Question

The radius of the orbit of an electron in a Hydrogen-like atom is 4.5${{a}_{\circ }}$, where ${{a}_{\circ }}$ is the Bohr radius. Its orbital angular momentum is $\dfrac{3h}{2\pi }$. It is given that h is Planck’s constant and R is the Rydberg constant. The possible wavelengths, when the atom de-excited is (are)
(A)$\dfrac{9}{32R}$
(B)$\dfrac{9}{16R}$
(C)$\dfrac{9}{5R}$
(D)$\dfrac{4}{3R}$

Answer 1

We use three formulas to solve this problem. Firstly we use the formula of radius of Hydrogen-like species given by Neils Bohr and the formula for orbital angular momentum.

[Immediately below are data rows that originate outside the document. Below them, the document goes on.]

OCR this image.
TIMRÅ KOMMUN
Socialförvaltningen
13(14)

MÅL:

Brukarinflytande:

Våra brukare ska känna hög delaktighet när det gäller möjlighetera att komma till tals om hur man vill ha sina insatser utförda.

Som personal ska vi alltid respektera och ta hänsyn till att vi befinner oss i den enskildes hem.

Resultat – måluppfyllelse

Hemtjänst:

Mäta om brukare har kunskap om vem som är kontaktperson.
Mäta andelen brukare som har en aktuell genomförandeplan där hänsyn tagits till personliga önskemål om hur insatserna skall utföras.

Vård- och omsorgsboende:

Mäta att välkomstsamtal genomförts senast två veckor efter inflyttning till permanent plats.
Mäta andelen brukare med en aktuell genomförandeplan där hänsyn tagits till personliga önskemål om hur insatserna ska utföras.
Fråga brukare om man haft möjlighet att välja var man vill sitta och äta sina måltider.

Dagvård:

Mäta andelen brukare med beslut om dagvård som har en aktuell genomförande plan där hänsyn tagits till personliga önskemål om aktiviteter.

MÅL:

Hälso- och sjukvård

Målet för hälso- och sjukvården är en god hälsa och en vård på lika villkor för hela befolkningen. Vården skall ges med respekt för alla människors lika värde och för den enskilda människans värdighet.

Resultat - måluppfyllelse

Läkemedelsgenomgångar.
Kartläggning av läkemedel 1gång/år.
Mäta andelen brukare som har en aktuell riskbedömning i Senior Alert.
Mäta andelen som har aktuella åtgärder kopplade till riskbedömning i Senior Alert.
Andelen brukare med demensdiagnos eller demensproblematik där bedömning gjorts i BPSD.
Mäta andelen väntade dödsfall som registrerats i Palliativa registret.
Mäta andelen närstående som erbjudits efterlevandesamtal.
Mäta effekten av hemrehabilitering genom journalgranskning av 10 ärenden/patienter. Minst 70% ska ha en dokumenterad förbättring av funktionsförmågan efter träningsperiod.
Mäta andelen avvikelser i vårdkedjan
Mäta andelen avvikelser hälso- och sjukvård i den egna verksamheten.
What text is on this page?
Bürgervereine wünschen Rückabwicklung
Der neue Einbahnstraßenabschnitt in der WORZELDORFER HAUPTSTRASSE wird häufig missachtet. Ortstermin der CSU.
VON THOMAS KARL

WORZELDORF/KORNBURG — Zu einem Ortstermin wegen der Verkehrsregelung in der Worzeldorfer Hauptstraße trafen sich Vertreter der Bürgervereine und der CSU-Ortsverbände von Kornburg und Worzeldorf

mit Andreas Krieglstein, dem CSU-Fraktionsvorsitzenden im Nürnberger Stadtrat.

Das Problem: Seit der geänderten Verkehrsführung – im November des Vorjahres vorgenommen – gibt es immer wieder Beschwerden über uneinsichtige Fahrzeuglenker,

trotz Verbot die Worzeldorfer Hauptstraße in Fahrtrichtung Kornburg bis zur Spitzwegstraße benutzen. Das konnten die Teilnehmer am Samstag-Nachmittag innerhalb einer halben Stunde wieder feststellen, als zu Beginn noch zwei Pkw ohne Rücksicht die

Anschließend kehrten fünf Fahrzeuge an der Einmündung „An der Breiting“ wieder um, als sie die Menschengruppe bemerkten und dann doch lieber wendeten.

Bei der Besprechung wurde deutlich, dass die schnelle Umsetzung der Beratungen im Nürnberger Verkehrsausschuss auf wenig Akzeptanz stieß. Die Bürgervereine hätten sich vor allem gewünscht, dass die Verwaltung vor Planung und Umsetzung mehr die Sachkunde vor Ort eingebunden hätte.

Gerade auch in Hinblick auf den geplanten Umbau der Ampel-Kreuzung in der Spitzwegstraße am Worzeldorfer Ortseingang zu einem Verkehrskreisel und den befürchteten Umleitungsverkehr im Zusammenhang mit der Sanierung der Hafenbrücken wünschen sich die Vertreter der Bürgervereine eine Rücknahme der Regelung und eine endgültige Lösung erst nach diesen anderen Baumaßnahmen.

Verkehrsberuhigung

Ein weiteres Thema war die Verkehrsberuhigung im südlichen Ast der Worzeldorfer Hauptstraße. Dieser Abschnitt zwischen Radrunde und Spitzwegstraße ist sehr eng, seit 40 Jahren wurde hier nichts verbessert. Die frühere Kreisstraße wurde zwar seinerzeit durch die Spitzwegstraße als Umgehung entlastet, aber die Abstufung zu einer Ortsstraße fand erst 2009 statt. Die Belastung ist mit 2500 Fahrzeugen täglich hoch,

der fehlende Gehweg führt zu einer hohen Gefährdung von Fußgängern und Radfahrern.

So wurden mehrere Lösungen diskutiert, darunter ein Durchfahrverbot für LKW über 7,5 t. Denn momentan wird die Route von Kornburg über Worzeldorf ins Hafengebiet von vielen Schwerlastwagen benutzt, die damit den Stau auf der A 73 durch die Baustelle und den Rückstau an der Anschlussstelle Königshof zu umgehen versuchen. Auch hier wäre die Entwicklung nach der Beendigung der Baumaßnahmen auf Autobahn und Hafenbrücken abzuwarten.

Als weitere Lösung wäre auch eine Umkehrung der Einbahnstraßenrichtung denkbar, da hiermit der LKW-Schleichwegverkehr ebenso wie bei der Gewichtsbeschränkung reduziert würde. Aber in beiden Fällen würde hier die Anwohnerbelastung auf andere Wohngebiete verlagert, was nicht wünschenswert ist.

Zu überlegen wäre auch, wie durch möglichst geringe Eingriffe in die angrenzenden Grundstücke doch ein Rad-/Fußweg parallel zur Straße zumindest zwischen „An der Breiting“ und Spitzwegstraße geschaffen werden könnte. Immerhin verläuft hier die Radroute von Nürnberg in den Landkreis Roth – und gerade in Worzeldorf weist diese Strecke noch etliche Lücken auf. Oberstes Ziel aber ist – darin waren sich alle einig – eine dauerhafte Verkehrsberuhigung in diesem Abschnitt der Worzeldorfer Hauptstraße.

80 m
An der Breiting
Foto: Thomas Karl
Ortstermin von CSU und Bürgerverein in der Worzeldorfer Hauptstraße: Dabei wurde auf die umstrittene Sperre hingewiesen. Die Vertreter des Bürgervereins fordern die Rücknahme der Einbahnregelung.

Then we use the Balmer’s formula involving wavelengths of Hydrogen-like species. For questions as these were there maybe be more than one possible wavelength, we need to check the options carefully.
Formula Used:
The radius of Hydrogen and Hydrogen-like species is given by
r = ${{a}_{0}}\dfrac{{{n}^{2}}}{Z}$
The formula for orbital angular momentum is given by
L = $\dfrac{nh}{2\pi }$
The formula given by Balmer for hydrogen-like species is given as
$\dfrac{1}{\lambda }=R{{Z}^{2}}(\dfrac{1}{{{n}^{2}}}-\dfrac{1}{{{m}^{2}}})$

Complete answer:
Given,
Radius of Hydrogen-like species = 4.5${{a}_{\circ }}$
Orbital angular momentum = $\dfrac{3h}{2\pi }$
To find: The possible wavelengths when the atom de-excites
We have,
Using the radius formula given by Bohr
4.5${{a}_{0}}$ = ${{a}_{0}}$ $\dfrac{{{n}^{2}}}{Z}$ ............. (1)
The orbital angular momentum is given by
$\dfrac{3h}{2\pi }$ = $\dfrac{nh}{2\pi }$ ............... (2)
Where n is the number of state
Z is the number of protons or the atomic number
Solving (1) and (2), we get
n = 3
Z = 2
That is, it is a hydrogen-like species in the 3rd excited state with atomic number 2.
Now, we plug in these values of n and Z in the Balmer formula to get the possible wavelengths
In the Balmer formula, m > n
So, we get, for n = 1 and m = 2
$\begin{aligned} & \dfrac{1}{{{\lambda }_{1}}}=R{{(2)}^{2}}(\dfrac{1}{{{1}^{2}}}-\dfrac{1}{{{2}^{2}}}) \\\ & \Rightarrow {{\lambda }_{1}}=\dfrac{1}{3R} \\\ \end{aligned}$
Again, for n= 1, m = 3
$\begin{aligned} & \dfrac{1}{{{\lambda }_{2}}}=R{{(2)}^{2}}(\dfrac{1}{{{1}^{2}}}-\dfrac{1}{{{3}^{2}}}) \\\ & \Rightarrow {{\lambda }_{2}}=\dfrac{9}{32R} \\\ \end{aligned}$
Again, for n = 2, m = 3
$\begin{aligned} & \dfrac{1}{{{\lambda }_{3}}}=R{{(2)}^{2}}(\dfrac{1}{{{2}^{2}}}-\dfrac{1}{{{3}^{2}}}) \\\ & \Rightarrow {{\lambda }_{3}}=\dfrac{9}{5R} \\\ \end{aligned}$

Checking for the possible wavelengths in this manner, we get the two possible wavelengths as (A) $\dfrac{9}{32R}$ and (C) $\dfrac{9}{5R}$ .

Additional Information:
The Balmer formula for calculation of wavelength can be used to calculate different types of spectral lines identified as Lyman, Balmer, Paschen, Brackett and Pfund which are classified on the basis of their n number. For every n, m can take all values greater than n to get the series of spectral lines.

Note:
In this given problem, the steps must be followed in the given order. We need to calculate the n and Z number first and then move into finding the possible wavelengths of the Hydrogen-like species(Helium here) with the help of the Balmer formula. The formulas of radius and orbital angular momentum must necessarily be kept in mind.